ORNL had experience with Titan, and the choice to go with GPUs felt not only comfortable but necessary. We can’t depend on Moore’s Law or Dennard Scaling, and the more we thought about the architecture, the more 3:1 ratio of GPUs to CPUs made sense. Compared to Titan’s 18,688 nodes, Summit would have 4608 nodes, just a quarter of those available with Titan. Fewer nodes equals lower energy consumption and reduced infrastructure such as switches and cabling. Each six-GPU node delivers an impressive 30,720 CUDA and 3,840 Tensor cores from Volta GPUs; you can do a lot of math with that.
In Titan, the K20X GPU depended on a PCIe slot to connect the CPU and GPU memories, limiting the data transfer bandwidth to just 8GB/s. NVIDIA and IBM proposed NVLink a high-speed interconnect with 300GB/s aggregate bandwidth thus removing PCIe bandwidth constraints between GPU, CPU, and memory. With unified memory and NVLink, the developer could view the entire node memory (CPU memory, GPU memory, even non-volatile RAM) as a single addressable space and make migrating new applications to the Summit node architecture easier. Any CPU or GPU can read from or write to any memory location on the node, even atomically.
Once migrated to the GPU, your data could be fed to the CUDA and Tensor cores at a fantastic 900GB/s. When it came time to select the system, ORNL chose this architecture above all others. Livermore National Laboratory, with the choice between the two top selections, went with ORNL in choosing GPU acceleration based on Power9 + Voltas for their next supercomputer, Sierra. (https://computation.llnl.gov/computers/sierra) All of this computational power requires only around 13MW of power.
|GPU||1x NVIDIA K20x per node;
18,688 GPUs total
|6x NVIDIA Volta per node;
27,648 GPUs total
|CPU||1x AMD Opteron 16-core per node;
18,688 CPUs total
|2x IBM Power9 per node;
9,216 CPUs total
|Node Performance||1.44 teraflops||49 teraflops|
|Peak Performance||27 petaflops||200 petaflops|
|System Memory||710 terabytes||10 petabytes|
|PCI Gen 2 (8GB/s)||NVLink (300GB/s)|
Table 1. Titan and Summit specs compared
The scientific outcomes of Titan inspired all who went to the whiteboard to design Summit, from basic building blocks to overall data center.

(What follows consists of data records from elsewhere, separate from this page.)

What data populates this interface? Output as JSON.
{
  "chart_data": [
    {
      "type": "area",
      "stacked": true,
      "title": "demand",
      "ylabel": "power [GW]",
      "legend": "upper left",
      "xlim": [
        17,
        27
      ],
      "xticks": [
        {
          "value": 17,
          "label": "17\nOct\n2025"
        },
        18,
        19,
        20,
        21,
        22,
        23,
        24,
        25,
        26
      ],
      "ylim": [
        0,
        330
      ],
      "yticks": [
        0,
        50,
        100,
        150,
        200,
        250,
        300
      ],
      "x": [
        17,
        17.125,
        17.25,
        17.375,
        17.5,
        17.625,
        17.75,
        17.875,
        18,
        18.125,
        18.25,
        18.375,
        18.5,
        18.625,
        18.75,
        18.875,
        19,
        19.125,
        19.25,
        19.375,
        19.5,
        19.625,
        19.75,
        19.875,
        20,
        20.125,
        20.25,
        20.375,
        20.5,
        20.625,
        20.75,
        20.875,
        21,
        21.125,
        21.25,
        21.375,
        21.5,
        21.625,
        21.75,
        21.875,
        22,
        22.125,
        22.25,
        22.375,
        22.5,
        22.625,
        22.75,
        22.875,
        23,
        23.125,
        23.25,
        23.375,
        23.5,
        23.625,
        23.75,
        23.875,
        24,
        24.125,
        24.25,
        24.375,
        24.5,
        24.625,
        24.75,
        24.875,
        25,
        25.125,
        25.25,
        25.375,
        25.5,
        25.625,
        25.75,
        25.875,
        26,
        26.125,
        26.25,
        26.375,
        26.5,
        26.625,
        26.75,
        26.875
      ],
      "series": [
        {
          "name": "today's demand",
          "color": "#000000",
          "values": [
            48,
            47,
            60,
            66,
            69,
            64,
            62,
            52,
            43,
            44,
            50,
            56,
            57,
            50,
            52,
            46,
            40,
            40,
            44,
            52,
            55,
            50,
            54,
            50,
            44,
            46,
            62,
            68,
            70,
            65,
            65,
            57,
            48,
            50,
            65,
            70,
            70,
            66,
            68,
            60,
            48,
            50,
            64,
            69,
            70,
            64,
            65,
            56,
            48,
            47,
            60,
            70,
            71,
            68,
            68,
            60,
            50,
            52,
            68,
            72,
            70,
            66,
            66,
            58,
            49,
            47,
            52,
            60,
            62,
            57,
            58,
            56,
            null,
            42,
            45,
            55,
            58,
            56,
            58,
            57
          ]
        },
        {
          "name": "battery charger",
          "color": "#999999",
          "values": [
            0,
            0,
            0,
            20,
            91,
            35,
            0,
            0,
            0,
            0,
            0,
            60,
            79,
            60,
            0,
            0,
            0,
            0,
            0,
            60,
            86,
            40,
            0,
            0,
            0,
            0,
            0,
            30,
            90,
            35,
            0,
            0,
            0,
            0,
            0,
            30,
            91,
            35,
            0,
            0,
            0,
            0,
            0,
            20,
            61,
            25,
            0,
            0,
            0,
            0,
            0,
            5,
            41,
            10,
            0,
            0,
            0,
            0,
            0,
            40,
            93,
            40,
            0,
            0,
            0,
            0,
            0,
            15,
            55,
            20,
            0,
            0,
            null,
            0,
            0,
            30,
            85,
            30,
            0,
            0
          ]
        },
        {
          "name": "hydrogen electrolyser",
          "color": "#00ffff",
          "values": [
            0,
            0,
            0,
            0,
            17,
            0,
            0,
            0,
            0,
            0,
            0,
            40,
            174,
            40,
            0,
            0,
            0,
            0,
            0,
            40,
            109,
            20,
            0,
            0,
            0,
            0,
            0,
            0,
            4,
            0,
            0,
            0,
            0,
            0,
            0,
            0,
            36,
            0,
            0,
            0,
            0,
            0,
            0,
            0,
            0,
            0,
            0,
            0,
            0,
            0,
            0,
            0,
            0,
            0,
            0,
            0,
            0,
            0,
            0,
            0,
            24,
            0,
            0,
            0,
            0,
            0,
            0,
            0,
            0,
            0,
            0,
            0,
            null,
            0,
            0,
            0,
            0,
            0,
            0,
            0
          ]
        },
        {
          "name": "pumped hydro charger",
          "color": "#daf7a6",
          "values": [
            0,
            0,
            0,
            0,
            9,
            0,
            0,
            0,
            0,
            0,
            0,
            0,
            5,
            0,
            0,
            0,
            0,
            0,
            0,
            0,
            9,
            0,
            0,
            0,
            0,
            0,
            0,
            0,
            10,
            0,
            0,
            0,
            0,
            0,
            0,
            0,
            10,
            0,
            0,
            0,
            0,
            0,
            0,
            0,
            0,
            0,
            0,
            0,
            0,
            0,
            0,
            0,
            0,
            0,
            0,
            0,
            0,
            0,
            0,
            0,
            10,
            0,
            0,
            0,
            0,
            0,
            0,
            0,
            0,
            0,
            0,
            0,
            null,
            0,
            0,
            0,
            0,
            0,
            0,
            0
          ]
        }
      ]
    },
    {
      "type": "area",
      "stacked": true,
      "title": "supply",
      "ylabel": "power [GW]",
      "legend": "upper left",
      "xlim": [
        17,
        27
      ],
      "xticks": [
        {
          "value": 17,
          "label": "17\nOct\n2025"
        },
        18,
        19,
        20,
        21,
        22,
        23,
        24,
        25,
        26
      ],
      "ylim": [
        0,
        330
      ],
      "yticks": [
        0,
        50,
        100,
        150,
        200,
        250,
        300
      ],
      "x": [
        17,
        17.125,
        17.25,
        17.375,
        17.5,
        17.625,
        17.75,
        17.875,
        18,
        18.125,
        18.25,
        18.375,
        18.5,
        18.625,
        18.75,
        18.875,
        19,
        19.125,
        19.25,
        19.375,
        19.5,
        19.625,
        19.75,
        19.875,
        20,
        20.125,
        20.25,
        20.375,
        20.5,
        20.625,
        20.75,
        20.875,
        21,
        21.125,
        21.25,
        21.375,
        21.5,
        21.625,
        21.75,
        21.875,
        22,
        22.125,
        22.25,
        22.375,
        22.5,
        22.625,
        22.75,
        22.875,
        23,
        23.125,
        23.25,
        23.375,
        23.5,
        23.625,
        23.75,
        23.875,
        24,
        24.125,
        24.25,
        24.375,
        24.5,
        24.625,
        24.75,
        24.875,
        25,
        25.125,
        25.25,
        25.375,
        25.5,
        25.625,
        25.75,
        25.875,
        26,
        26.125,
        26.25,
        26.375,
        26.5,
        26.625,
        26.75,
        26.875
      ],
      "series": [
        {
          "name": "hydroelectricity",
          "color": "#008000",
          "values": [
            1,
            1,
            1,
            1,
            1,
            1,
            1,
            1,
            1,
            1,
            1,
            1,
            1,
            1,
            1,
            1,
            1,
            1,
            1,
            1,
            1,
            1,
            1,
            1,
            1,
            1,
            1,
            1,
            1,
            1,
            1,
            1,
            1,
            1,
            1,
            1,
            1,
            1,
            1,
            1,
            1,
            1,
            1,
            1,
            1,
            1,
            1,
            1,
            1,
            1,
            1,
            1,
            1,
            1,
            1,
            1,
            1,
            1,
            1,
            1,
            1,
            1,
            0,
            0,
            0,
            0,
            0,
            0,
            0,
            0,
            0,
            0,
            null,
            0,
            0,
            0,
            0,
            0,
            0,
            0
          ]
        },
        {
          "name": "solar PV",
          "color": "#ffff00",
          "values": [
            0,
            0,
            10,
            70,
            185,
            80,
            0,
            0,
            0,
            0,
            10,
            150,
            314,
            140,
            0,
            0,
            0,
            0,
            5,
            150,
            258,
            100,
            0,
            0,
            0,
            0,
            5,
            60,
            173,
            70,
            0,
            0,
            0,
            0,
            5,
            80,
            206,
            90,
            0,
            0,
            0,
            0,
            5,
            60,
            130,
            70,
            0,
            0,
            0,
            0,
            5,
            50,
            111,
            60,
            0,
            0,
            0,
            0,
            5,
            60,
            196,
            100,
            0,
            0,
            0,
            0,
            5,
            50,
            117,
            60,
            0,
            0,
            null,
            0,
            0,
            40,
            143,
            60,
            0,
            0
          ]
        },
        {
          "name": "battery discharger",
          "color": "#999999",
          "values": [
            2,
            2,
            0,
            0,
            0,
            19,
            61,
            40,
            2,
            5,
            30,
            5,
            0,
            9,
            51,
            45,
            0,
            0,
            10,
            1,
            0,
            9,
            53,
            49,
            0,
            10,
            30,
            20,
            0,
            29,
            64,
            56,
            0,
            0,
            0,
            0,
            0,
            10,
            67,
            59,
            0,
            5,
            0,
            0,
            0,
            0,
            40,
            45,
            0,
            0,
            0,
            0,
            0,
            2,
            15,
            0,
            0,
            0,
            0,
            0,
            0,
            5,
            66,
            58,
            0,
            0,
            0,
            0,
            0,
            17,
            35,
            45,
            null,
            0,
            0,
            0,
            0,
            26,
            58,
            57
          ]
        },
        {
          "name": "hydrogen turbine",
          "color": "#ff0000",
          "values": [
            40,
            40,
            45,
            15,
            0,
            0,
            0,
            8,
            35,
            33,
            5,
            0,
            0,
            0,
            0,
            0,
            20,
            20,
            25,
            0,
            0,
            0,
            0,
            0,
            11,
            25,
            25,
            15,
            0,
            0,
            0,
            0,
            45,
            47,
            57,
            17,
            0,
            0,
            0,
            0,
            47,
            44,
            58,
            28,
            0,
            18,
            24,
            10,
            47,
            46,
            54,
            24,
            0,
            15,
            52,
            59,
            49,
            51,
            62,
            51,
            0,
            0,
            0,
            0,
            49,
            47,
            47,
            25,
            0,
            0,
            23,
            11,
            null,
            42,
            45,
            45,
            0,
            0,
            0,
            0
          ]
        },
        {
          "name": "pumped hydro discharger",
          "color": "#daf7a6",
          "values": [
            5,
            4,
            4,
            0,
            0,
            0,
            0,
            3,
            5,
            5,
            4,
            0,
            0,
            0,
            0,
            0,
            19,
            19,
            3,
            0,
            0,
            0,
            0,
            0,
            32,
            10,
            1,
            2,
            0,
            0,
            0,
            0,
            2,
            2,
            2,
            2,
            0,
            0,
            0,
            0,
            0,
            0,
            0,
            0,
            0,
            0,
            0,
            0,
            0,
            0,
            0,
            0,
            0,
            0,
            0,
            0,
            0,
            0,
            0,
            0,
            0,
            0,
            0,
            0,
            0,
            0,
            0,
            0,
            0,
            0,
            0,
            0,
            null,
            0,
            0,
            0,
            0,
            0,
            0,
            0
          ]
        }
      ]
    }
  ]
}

Building a supercomputer is unlike buying a car. It’s a collaboration between national labs and the winning bidders. Staying at the bleeding edge of technology means making a selection decision based on architectures that don’t yet exist, but are on the roadmap maybe one or two generations in the future. Labs joke internally that they get “serial #0”, meaning they typically get the first items out of the factory of the latest technology, and then assemble it at scale onsite for the first time. Imagine buying a car, never having seen it, where they bring the parts to your house and build it on the spot, for the first time.
However, part of the partnership means there’s room to tweak the architecture along the way. For example, NVIDIA recognized during the Summit project that AI would become an important tool for science, and continued to innovate, delivering beyond the original 2014 specifications for Summit. Engineers included 640 Tensor Cores in each Volta GPU in Summit, allowing scientists the option to use FP16 precision not only in AI applications but also for simulation that depend heavily on matrix multiplications. This flexibility of simulation and AI in one single system makes Summit unique in its design.
Today we see that dedication and collaboration come to life in Summit. This system will allow scientists to simulate brain cells signals to reveal the origins of neurological disorders such as epilepsy, Alzheimer, and Parkinson’s Disease. Astrophysicists can explore how heavy metals get created by simulating 100s of nuclei that are created during supernova explosions, where in the past they could simulate less than 15. With over 10 PBytes of memory, Summit can do analytics on large health and genomic datasets, mining them for novel health insights.
The towering performance of Summit is the result of the work of several thousands of engineers at NVIDIA and IBM working closely with ORNL. The smartest people coming together to build the best of what technology has to offer is what makes Summit the smartest supercomputer ever built.